The nonprofit was then granted an extension until March, which has since been further lengthened to the end of 2018.
Sheibley has spent the past couple of months trying to get the word out about the extra time.
He was also able to secure an extension for the original King Conservation Futures Grant for half the asking price of the property.
“When they applied for the grant, the purchase price was less,” Sheibley said. “Then Seattle City Light did a reappraisal and the price went up.”
In March, King Conservation Futures Grant upped its donation to still equal half the required cost.
Urban Homestead still needs to raise about $275,000.
“We’ve been doing a good job getting donors and going out into the community,” Sheibley said. “We’ve been really trying to get the word out, and we’ve raised a couple thousand dollars here and there, but we need one or two big donors to step in.”

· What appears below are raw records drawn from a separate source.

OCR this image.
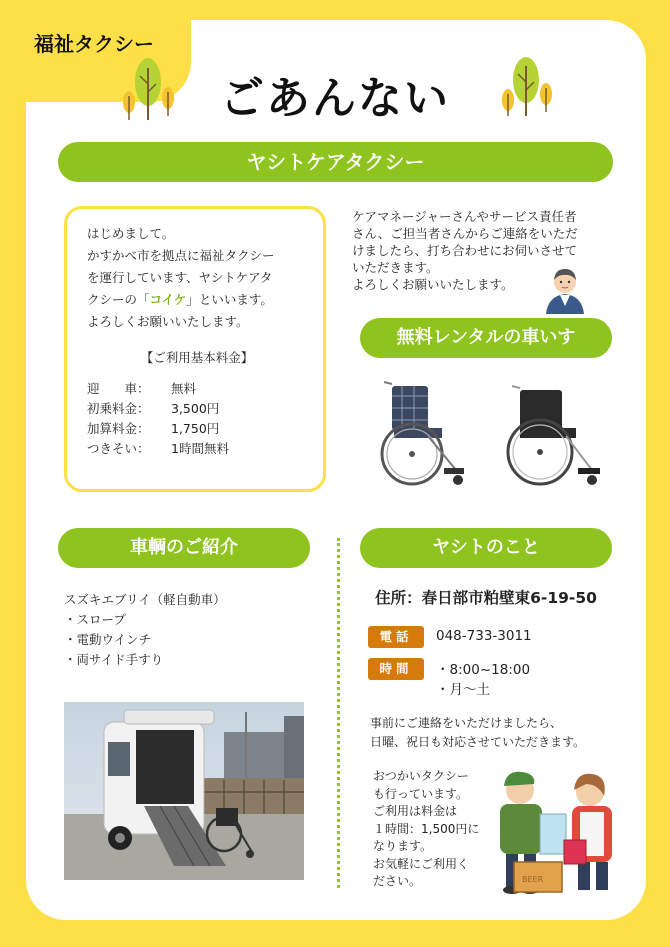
福祉タクシー
ごあんない
ヤシトケアタクシー
はじめまして。
かすかべ市を拠点に福祉タクシー
を運行しています、ヤシトケアタ
クシーの「コイケ」といいます。
よろしくお願いいたします。
【ご利用基本料金】
迎　　車：	無料
初乗料金：	3,500円
加算料金：	1,750円
つきそい：	1時間無料
ケアマネージャーさんやサービス責任者
さん、ご担当者さんからご連絡をいただ
けましたら、打ち合わせにお伺いさせて
いただきます。
よろしくお願いいたします。
無料レンタルの車いす
車輌のご紹介	ヤシトのこと
スズキエブリイ（軽自動車）
・スロープ
・電動ウインチ
・両サイド手すり
住所：春日部市粕壁東6-19-50
電話	048-733-3011
時間	・8:00~18:00
・月～土
事前にご連絡をいただけましたら、
日曜、祝日も対応させていただきます。
おつかいタクシー
も行っています。
ご利用は料金は
１時間：1,500円に
なります。
お気軽にご利用く
ださい。	BEER
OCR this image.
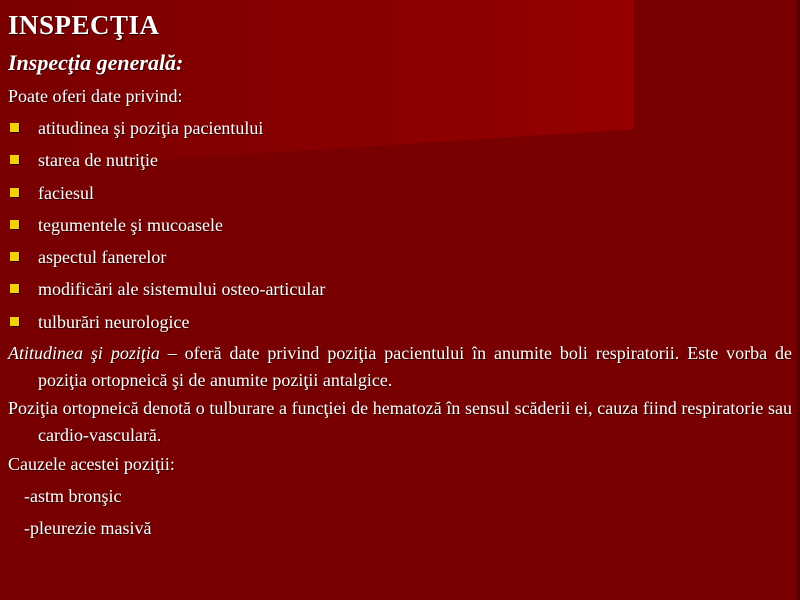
INSPECŢIA
Inspecţia generală:
Poate oferi date privind:
atitudinea şi poziţia pacientului
starea de nutriţie
faciesul
tegumentele şi mucoasele
aspectul fanerelor
modificări ale sistemului osteo-articular
tulburări neurologice
Atitudinea şi poziţia – oferă date privind poziţia pacientului în anumite boli respiratorii. Este vorba de poziţia ortopneică şi de anumite poziţii antalgice.
Poziţia ortopneică denotă o tulburare a funcţiei de hematoză în sensul scăderii ei, cauza fiind respiratorie sau cardio-vasculară.
Cauzele acestei poziţii:
-astm bronşic
-pleurezie masivă
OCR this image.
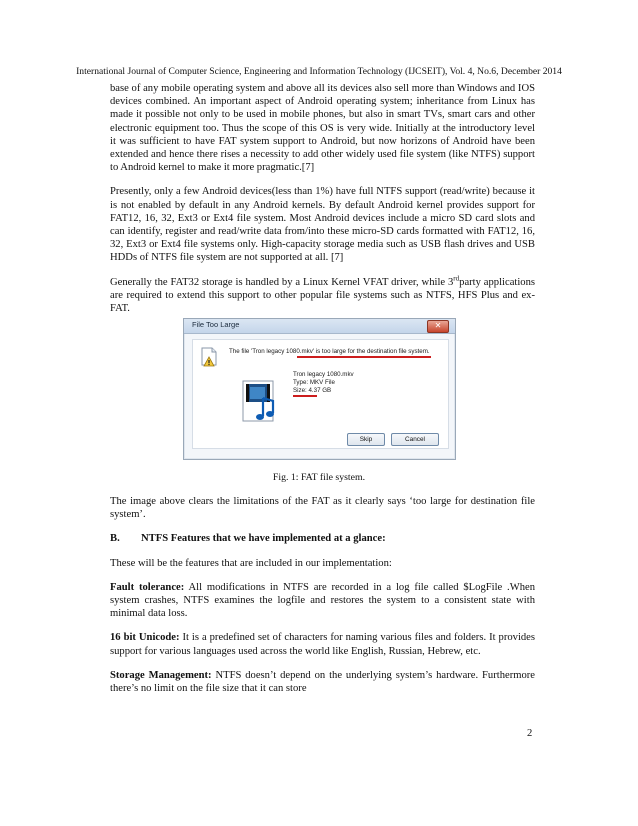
International Journal of Computer Science, Engineering and Information Technology (IJCSEIT), Vol. 4, No.6, December 2014

base of any mobile operating system and above all its devices also sell more than Windows and IOS devices combined. An important aspect of Android operating system; inheritance from Linux has made it possible not only to be used in mobile phones, but also in smart TVs, smart cars and other electronic equipment too. Thus the scope of this OS is very wide. Initially at the introductory level it was sufficient to have FAT system support to Android, but now horizons of Android have been extended and hence there rises a necessity to add other widely used file system (like NTFS) support to Android kernel to make it more pragmatic.[7]

Presently, only a few Android devices(less than 1%) have full NTFS support (read/write) because it is not enabled by default in any Android kernels. By default Android kernel provides support for FAT12, 16, 32, Ext3 or Ext4 file system. Most Android devices include a micro SD card slots and can identify, register and read/write data from/into these micro-SD cards formatted with FAT12, 16, 32, Ext3 or Ext4 file systems only. High-capacity storage media such as USB flash drives and USB HDDs of NTFS file system are not supported at all. [7]

Generally the FAT32 storage is handled by a Linux Kernel VFAT driver, while 3rdparty applications are required to extend this support to other popular file systems such as NTFS, HFS Plus and ex-FAT.

File Too Large	✕
The file 'Tron legacy 1080.mkv' is too large for the destination file system.
Tron legacy 1080.mkv
Type: MKV File
Size: 4.37 GB
Skip	Cancel
Fig. 1: FAT file system.

The image above clears the limitations of the FAT as it clearly says ‘too large for destination file system’.

B. NTFS Features that we have implemented at a glance:

These will be the features that are included in our implementation:

Fault tolerance: All modifications in NTFS are recorded in a log file called $LogFile .When system crashes, NTFS examines the logfile and restores the system to a consistent state with minimal data loss.

16 bit Unicode: It is a predefined set of characters for naming various files and folders. It provides support for various languages used across the world like English, Russian, Hebrew, etc.

Storage Management: NTFS doesn’t depend on the underlying system’s hardware. Furthermore there’s no limit on the file size that it can store

2
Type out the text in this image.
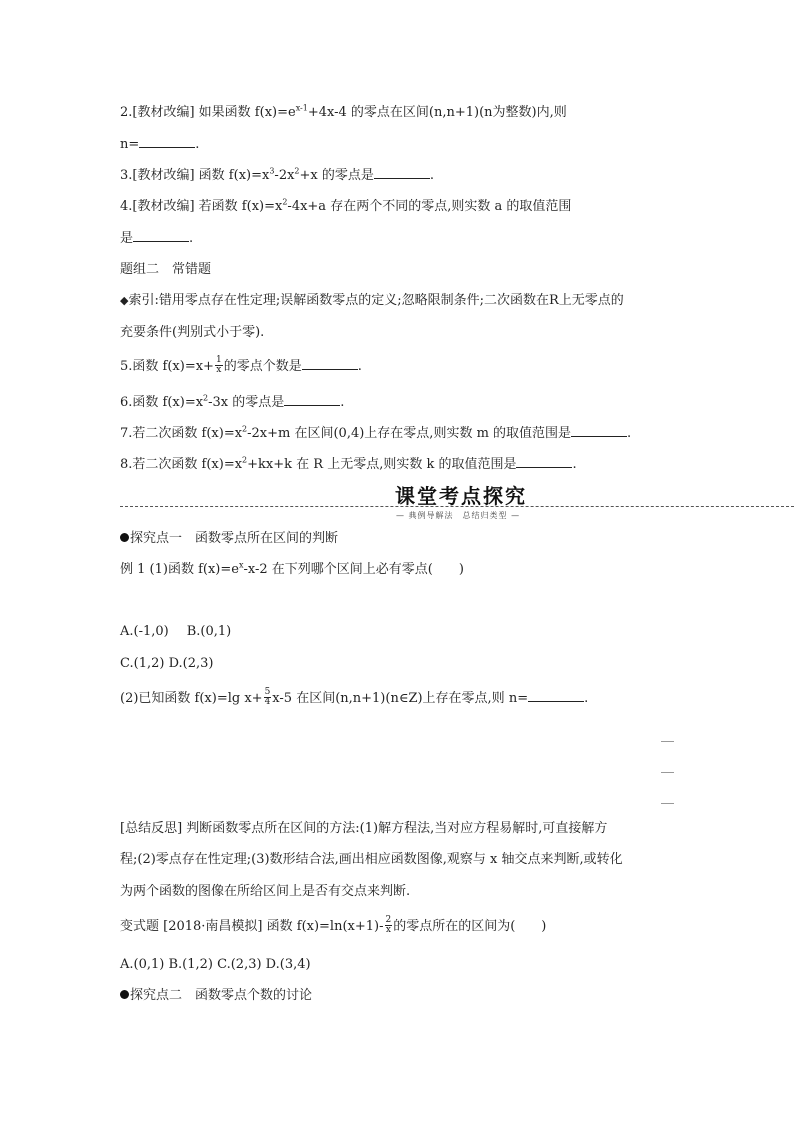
2.[教材改编] 如果函数 $f(x)=e^{x-1}+4x-4$ 的零点在区间(n,n+1)(n为整数)内,则
n=	.
3.[教材改编] 函数 $f(x)=x^3-2x^2+x$ 的零点是	.
4.[教材改编] 若函数 $f(x)=x^2-4x+a$ 存在两个不同的零点,则实数 a 的取值范围
是	.
题组二　常错题
◆索引:错用零点存在性定理;误解函数零点的定义;忽略限制条件;二次函数在R上无零点的
充要条件(判别式小于零).
5.函数 $f(x)=x+ \frac{1}{x}$ 的零点个数是	.
6.函数 $f(x)=x^2-3x$ 的零点是	.
7.若二次函数 $f(x)=x^2-2x+m$ 在区间(0,4)上存在零点,则实数 m 的取值范围是	.
8.若二次函数 $f(x)=x^2+kx+k$ 在 R 上无零点,则实数 k 的取值范围是	.
课堂考点探究
— 典例导解法　总结归类型 —
探究点一　函数零点所在区间的判断
例 1 (1)函数 $f(x)=e^x-x-2$ 在下列哪个区间上必有零点(　　)
A.(-1,0) B.(0,1)
C.(1,2) D.(2,3)
(2)已知函数 f(x)=lg $x+ \frac{5}{4} x-5$ 在区间(n,n+1)(n∈Z)上存在零点,则 n=	.
[总结反思] 判断函数零点所在区间的方法:(1)解方程法,当对应方程易解时,可直接解方
程;(2)零点存在性定理;(3)数形结合法,画出相应函数图像,观察与 x 轴交点来判断,或转化
为两个函数的图像在所给区间上是否有交点来判断.
变式题 [2018·南昌模拟] 函数 $f(x)=\ln(x+1)- \frac{2}{x}$ 的零点所在的区间为(　　)
A.(0,1) B.(1,2) C.(2,3) D.(3,4)
探究点二　函数零点个数的讨论
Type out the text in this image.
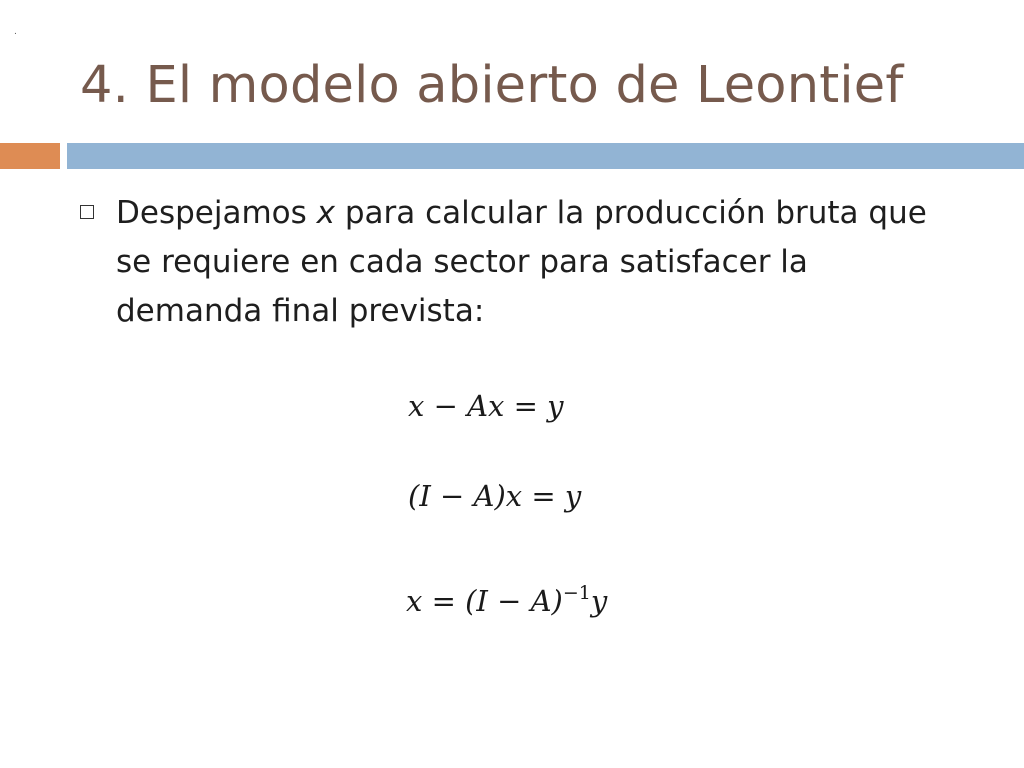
.
4. El modelo abierto de Leontief

Despejamos x para calcular la producción bruta que se requiere en cada sector para satisfacer la demanda final prevista:

x − Ax = y
(I − A)x = y
$x = (I - A)^{-1}y$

He hopes that the community rallies behind the project. “There’s momentum here,” he said. “We just need a little push.”
Members of the nonprofit will be hosting a community garage sale on the site from 9 a.m. to 2 p.m. on Saturday, May 12 to help raise funds and spread the word. To register for the event, visit www.urbanhomesteadfoundation.org/community-garage-sale.
Urban Homestead is also part of Give Big Seattle, a one-day online giving campaign, slated for Wednesday, May 9. The nonprofit has set a goal of raising $5,000 during that day. To participate, visit www.givebigseattle.org/urbanhomesteadfoundation.
Already a number of West Seattle residents have voiced their support, including Elaine Ike, co-chair of the Seattle Green Spaces Coalition.
“The lovely trees and open space that is the Dakota Homestead site was the place that inspired us to establish the Seattle Green Spaces Coalition--to keep public land for public benefit, particularly by preserving vanishing green space,” she said.
Ike said that she has seen kids playing there, neighbors gathering and great pumpkins growing on the plot.
“There were even stories of weddings being performed under the cherry tree,” Ike said. “It was obvious to us this piece of public land should be saved for the future.”
Sheibley agreed. “It’s hard work, but we’re going for it,” he said. “There’s so much going on around here, and there’s stuff going in every open space. Any thing we can save is worth it.”